Tras su comparecencia, el ministro recordó que el Estatuto no introduce el despido de los funcionarios, pero sí apuesta por evaluaciones periódicas de la actividad desarrollada, y, ante varios resultados negativos, el empleado cambiará de puesto. Esta medida ya fue adelantada, hace casi un año, por el propio Sevilla, cuando su departamento dio a conocer las conclusiones del grupo de expertos que realizó un informe previo sobre los ejes del Estatuto.
«El régimen sancionador por el que el funcionario tendrá que abandonar su empleo continuará como hasta ahora», insistió ayer. Ante la pregunta de cómo será ese 'control', contestó que el Estatuto se limita a establecer principios «que habrá que desarrollar reglamentariamente». «De la evaluación mencionada dependerán dos cosas. Por un lado, la retribución vinculada a la productividad y, por otro, la permanencia en el cargo. Si los resultados del análisis son reiteradamente negativos podrán conllevar la separación de ese puesto», dijo.
Cultura de la eficiencia
El responsable de Administraciones Públicas resaltó que los funcionarios son trabajadores que han conseguido un empleo a través de una oposición, lo que supone un derecho adquirido, pero esto no debe entenderse como la permanencia en «un puesto concreto» para el resto de su vida laboral. «El Estatuto introduce la cultura de la eficiencia y de la valoración en el desempeño de la actividad. Es un cambio muy importante», añadió.

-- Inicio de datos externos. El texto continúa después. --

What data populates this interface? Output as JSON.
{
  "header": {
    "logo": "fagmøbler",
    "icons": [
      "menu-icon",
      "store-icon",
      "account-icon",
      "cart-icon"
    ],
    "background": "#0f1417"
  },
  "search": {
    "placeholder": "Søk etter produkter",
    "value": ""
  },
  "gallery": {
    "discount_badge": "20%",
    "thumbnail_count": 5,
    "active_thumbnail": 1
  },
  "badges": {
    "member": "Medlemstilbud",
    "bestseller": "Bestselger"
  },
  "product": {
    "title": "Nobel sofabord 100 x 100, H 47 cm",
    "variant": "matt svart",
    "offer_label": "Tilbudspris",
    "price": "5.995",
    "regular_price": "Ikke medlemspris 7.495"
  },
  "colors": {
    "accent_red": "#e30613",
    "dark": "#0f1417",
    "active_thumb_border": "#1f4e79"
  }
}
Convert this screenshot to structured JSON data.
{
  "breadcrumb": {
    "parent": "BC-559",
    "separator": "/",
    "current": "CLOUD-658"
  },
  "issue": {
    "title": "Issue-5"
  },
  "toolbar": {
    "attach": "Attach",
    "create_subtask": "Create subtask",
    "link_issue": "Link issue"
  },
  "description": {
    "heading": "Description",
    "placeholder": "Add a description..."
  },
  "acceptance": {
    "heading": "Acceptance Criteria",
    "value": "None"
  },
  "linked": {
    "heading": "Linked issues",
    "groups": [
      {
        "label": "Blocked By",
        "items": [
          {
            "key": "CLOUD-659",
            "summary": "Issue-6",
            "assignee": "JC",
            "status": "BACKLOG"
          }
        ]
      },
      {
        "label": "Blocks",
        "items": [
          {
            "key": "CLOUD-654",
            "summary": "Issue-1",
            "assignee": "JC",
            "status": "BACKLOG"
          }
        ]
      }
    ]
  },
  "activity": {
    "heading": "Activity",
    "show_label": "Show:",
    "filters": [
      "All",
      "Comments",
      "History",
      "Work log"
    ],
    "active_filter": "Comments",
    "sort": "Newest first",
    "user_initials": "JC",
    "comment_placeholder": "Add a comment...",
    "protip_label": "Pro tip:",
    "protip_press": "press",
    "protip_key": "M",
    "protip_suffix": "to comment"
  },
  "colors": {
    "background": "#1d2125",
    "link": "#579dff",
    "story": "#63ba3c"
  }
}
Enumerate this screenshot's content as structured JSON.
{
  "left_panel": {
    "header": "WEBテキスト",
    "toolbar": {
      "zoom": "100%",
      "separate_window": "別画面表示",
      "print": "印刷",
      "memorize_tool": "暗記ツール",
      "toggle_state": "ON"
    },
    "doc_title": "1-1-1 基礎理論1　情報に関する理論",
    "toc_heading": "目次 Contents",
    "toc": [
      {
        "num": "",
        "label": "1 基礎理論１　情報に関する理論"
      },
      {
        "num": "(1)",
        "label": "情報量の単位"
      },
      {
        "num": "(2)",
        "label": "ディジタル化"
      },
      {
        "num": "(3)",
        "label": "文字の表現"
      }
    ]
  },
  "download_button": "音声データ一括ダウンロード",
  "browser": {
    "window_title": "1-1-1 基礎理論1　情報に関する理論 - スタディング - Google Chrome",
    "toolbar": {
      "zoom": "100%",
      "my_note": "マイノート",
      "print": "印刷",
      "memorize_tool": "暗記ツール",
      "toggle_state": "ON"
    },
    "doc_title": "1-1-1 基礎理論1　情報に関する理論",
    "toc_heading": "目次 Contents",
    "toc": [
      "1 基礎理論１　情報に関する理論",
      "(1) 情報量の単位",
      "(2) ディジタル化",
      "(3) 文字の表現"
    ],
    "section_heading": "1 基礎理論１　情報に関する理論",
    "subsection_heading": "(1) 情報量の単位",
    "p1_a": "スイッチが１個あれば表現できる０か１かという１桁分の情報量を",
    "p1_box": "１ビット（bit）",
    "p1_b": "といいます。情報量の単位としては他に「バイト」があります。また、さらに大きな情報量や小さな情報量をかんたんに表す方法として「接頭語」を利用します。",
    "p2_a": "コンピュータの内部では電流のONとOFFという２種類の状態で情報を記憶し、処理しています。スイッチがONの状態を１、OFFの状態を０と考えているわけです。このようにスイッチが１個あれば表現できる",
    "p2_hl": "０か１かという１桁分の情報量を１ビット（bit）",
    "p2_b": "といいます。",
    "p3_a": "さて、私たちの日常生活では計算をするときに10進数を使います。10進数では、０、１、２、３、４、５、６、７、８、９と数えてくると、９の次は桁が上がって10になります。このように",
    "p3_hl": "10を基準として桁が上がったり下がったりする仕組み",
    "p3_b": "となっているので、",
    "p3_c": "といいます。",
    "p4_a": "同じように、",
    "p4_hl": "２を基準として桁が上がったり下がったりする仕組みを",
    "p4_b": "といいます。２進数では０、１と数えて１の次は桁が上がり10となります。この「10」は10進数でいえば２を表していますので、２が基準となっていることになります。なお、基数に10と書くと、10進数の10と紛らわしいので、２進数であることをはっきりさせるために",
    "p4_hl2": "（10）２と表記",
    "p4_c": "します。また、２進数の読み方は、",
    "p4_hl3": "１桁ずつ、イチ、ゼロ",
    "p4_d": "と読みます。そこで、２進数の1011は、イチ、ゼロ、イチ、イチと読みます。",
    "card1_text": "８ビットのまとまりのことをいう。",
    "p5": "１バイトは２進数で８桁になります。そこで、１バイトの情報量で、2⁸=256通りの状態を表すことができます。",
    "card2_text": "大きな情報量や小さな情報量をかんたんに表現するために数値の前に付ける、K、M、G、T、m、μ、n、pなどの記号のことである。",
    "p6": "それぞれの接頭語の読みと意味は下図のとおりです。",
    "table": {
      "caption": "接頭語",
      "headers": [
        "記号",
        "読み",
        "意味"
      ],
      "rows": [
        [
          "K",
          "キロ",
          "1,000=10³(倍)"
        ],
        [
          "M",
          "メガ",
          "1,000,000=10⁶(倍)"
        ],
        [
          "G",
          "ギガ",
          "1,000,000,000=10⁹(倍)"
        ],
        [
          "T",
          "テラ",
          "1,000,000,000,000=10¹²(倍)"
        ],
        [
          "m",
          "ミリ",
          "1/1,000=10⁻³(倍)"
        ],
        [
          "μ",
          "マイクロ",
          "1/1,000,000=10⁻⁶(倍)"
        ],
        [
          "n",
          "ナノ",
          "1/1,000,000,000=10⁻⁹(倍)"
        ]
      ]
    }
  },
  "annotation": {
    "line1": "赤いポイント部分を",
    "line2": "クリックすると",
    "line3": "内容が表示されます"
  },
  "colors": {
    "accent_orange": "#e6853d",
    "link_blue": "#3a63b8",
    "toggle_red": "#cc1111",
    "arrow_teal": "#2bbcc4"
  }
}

Fuentes próximas al ministerio explicaron que en la actualidad la Administración central y las comunidades autónomas mantienen el compromiso de reducir la temporalidad laboral por debajo del 10%, según acordaron los representantes territoriales y del Ministerio en una reunión celebrada en Murcia. La medida se incorporó después al acuerdo suscrito entre la Administración Central, CC OO, UGT y CSI-CSIF.
Los mismos portavoces matizaron que bajar ahora la temporalidad no pasa de ser una recomendación. Con el Estatuto, la reducción será de obligado cumplimiento, a la vez que se extenderá a los ayuntamientos. En estos ámbitos, los contratos precarios llegan al 30%.